To wrap up, let’s pick some fun facts out of the summary tables and solve the last exercise.

These data (my running history) represent 6 years, 2 months and 21 days. And I remember how many running shoes I went through–7.

FUN FACTS
- Average distance: 11.38 km
- Longest distance: 38.32 km
- Highest climb: 982 m
- Total climb: 57,278 m
- Total number of km run: 5,224 km
- Total runs: 459
- Number of running shoes gone through: 7 pairs

The story of Forrest Gump is well known–the man, who for no particular reason decided to go for a "little run." His epic run duration was 3 years, 2 months and 14 days (1169 days). In the picture you can see Forrest’s route of 24,700 km.

FORREST RUN FACTS
- Average distance: 21.13 km
- Total number of km run: 24,700 km
- Total runs: 1169
- Number of running shoes gone through: ...

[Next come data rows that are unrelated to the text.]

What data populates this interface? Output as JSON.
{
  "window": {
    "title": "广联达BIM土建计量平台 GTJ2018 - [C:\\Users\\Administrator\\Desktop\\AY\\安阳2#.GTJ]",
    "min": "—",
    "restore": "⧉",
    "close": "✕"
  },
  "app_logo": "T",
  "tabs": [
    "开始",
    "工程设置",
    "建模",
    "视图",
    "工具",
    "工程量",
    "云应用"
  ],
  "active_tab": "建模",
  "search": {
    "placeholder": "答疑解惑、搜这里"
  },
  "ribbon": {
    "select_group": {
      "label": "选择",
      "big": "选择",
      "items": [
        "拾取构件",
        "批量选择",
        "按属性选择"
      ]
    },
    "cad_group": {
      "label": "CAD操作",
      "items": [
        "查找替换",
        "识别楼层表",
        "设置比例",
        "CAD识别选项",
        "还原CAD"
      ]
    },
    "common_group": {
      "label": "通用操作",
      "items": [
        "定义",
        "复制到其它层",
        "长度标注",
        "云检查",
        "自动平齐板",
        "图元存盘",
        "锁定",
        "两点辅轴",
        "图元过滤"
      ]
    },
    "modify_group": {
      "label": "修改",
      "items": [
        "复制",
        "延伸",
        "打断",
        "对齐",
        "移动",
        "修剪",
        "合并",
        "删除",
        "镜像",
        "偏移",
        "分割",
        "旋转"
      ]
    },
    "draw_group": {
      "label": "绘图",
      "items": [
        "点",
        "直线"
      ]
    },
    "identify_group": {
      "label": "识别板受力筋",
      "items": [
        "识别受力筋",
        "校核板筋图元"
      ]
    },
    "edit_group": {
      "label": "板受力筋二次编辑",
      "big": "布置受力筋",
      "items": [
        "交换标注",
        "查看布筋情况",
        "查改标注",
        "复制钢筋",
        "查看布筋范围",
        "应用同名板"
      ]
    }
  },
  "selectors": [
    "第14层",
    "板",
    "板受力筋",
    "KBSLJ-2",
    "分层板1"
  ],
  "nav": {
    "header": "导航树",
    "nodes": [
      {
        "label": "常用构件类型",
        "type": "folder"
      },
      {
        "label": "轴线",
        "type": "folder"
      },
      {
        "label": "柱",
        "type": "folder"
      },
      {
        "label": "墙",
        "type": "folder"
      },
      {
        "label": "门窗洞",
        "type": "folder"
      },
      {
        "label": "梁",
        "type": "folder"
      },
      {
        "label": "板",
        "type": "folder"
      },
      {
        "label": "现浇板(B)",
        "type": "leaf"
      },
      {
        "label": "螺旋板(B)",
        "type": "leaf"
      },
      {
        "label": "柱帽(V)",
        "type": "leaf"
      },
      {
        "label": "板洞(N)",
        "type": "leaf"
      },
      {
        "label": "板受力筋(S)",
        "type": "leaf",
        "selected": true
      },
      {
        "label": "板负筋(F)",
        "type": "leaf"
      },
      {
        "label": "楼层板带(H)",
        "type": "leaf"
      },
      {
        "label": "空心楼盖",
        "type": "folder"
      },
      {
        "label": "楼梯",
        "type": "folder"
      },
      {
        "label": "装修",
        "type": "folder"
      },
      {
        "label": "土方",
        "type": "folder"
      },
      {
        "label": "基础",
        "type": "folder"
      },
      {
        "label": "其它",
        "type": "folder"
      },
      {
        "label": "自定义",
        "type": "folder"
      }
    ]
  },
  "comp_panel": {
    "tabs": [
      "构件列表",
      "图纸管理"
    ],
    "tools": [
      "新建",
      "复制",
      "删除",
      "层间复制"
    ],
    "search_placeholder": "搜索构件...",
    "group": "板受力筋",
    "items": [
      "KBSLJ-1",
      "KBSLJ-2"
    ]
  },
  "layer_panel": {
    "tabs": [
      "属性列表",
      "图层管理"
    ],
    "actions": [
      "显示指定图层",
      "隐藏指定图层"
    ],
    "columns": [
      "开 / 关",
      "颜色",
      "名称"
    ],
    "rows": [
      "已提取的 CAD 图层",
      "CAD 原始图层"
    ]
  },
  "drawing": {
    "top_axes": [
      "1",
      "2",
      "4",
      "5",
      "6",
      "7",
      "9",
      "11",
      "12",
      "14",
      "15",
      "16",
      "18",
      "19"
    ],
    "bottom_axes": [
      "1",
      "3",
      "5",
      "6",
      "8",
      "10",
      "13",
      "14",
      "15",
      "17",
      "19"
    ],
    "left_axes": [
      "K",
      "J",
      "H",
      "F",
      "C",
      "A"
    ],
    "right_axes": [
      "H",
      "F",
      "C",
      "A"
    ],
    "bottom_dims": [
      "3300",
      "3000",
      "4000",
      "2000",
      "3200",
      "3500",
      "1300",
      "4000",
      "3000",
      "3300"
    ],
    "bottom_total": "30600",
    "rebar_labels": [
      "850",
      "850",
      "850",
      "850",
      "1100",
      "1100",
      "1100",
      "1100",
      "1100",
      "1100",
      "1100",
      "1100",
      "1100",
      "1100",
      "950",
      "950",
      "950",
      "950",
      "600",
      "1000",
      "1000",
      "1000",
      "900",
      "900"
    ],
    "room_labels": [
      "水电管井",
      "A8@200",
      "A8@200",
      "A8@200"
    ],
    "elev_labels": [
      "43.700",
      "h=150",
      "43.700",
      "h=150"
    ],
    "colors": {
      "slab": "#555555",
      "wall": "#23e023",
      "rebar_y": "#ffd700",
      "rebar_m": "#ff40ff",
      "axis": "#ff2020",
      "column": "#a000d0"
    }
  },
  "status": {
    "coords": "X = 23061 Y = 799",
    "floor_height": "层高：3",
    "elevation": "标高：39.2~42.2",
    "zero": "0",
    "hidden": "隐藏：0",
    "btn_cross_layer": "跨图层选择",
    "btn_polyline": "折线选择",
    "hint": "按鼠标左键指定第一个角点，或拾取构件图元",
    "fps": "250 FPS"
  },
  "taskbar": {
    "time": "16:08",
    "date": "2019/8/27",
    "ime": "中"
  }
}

Assuming Forest and I go through running shoes at the same rate, figure out how many pairs of shoes Forrest needed for his run.

Forrest's route

average_shoes_lifetime = 5224 / 7

# Count number of shoes for Forrest's run distance
shoes_for_forrest_run = int(24700 / average_shoes_lifetime)

print('Forrest Gump would need {} pairs of shoes!'.format(shoes_for_forrest_run))
Forrest Gump would need 33 pairs of shoes!